Once you were summoned to court, it is not necessary for you to obtain permission from beis din to defend yourself from financial harm (Knesses Yechezkel 97. However, Kesef HaKodashim 26:1 writes that even in this situation one should obtain permission from beis din before going to court). Some authorities maintain that a defendant who was summoned to court may recover the expenses incurred in defending himself. (Knesses Yechezkel, ibid. However, Maharsham [ibid.] contends that although it is not necessary to obtain permission from beis din to go to court, if one wishes to recover the related expenses, it is necessary to obtain formal permission from beis din.)
If the defendant does not contact beis din to transfer jurisdiction, some authorities interpret this to mean that he is accepting the authority of the court. Accordingly, if the court does not obligate the plaintiff to reimburse the defendant’s expenses, the defendant will not be able to recover those expenses in beis din (Maharsham, Minchas Pittim 26:1, citing Maharal Tzintz, C.M. 30:[6]).
Others do not interpret this as an acceptance of the court’s authority, and consequently, even after the court issued a decision, the defendant could file a case in beis din against the plaintiff. However, he may not be able to recover the court-related expenses since he could have avoided those expenses had he attempted to have the case moved from the court’s jurisdiction to beis din (Harei Besamim 2:237; Minchas Shai 2:60; Teshuras Shai 2:162, 164; and Maharshag 3:127).
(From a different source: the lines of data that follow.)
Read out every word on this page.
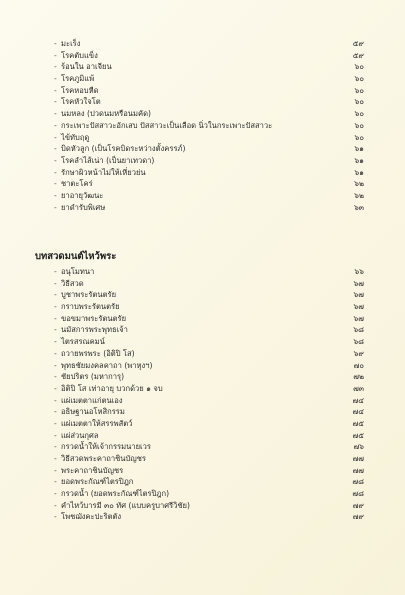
- มะเร็ง	๕๙
- โรคตับแข็ง	๕๙
- ร้อนใน อาเจียน	๖๐
- โรคภูมิแพ้	๖๐
- โรคหอบหืด	๖๐
- โรคหัวใจโต	๖๐
- นมหลง (ปวดนมหรือนมคัด)	๖๐
- กระเพาะปัสสาวะอักเสบ ปัสสาวะเป็นเลือด นิ่วในกระเพาะปัสสาวะ	๖๐
- ไข้ทับฤดู	๖๐
- บิดหัวลูก (เป็นโรคบิดระหว่างตั้งครรภ์)	๖๑
- โรคลำไส้เน่า (เป็นยาเทวดา)	๖๑
- รักษาผิวหน้าไม่ให้เหี่ยวย่น	๖๑
- ชาตะโคร่	๖๒
- ยาอายุวัฒนะ	๖๒
- ยาดำรับพิเศษ	๖๓
บทสวดมนต์ไหว้พระ
- อนุโมทนา	๖๖
- วิธีสวด	๖๗
- บูชาพระรัตนตรัย	๖๗
- กราบพระรัตนตรัย	๖๗
- ขอขมาพระรัตนตรัย	๖๗
- นมัสการพระพุทธเจ้า	๖๘
- ไตรสรณคมน์	๖๘
- ถวายพรพระ (อิติปิ โส)	๖๙
- พุทธชัยมงคลคาถา (พาหุงฯ)	๗๐
- ชัยปริตร (มหาการุ)	๗๒
- อิติปิ โส เท่าอายุ บวกด้วย ๑ จบ	๗๓
- แผ่เมตตาแก่ตนเอง	๗๔
- อธิษฐานอโหสิกรรม	๗๔
- แผ่เมตตาให้สรรพสัตว์	๗๕
- แผ่ส่วนกุศล	๗๕
- กรวดน้ำให้เจ้ากรรมนายเวร	๗๖
- วิธีสวดพระคาถาชินบัญชร	๗๗
- พระคาถาชินบัญชร	๗๗
- ยอดพระกัณฑ์ไตรปิฎก	๗๘
- กรวดน้ำ (ยอดพระกัณฑ์ไตรปิฎก)	๗๘
- คำไหว้บารมี ๓๐ ทัศ (แบบครูบาศรีวิชัย)	๗๙
- โพชฌังคะปะริตตัง	๗๙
Although it is not known whether the plaintiff would have agreed to withdraw his case from the court, nevertheless, since he might have agreed, the plaintiff cannot be compelled to reimburse the defendant for those expenses (Teshuras Shai 2:164). If, however, the plaintiff was warned, the defendant may file for reimbursement of those expenses since he clearly did not wish to have the matter adjudicated by the court (C.M. 388:5; Shach 26. See also Pischei Teshuvah 14:13).
Money mattersRental Fee Due#308
Q: Is the rental fee due at the beginning or end of the rental period?
A: The Gemara (B.M. 65a, 110b) teaches that the rental fee is due only at the end of the usage, even though a kinyan is made at the beginning. Since the rental fee is for usage, it is due only after usage has been completed, unlike payment for a purchase, where the transfer of ownership takes place immediately with the kinyan (C.M. 126:18; Sma 317:2; Avnei Nezer, C.M. #25).
Included in rental is hiring an employee; the employer acquires the labor (usage) of the employee. Thus, wages are due at the end of the period (see Y.D. 176:6).
Nonetheless, as with other monetary law, the common rental practice is binding if not stipulated otherwise (Rema 331:1). Thus the common practice for real estate rental is to pay at the beginning of each month, not at the end. On the other hand, workers continue to be paid at the end of the month.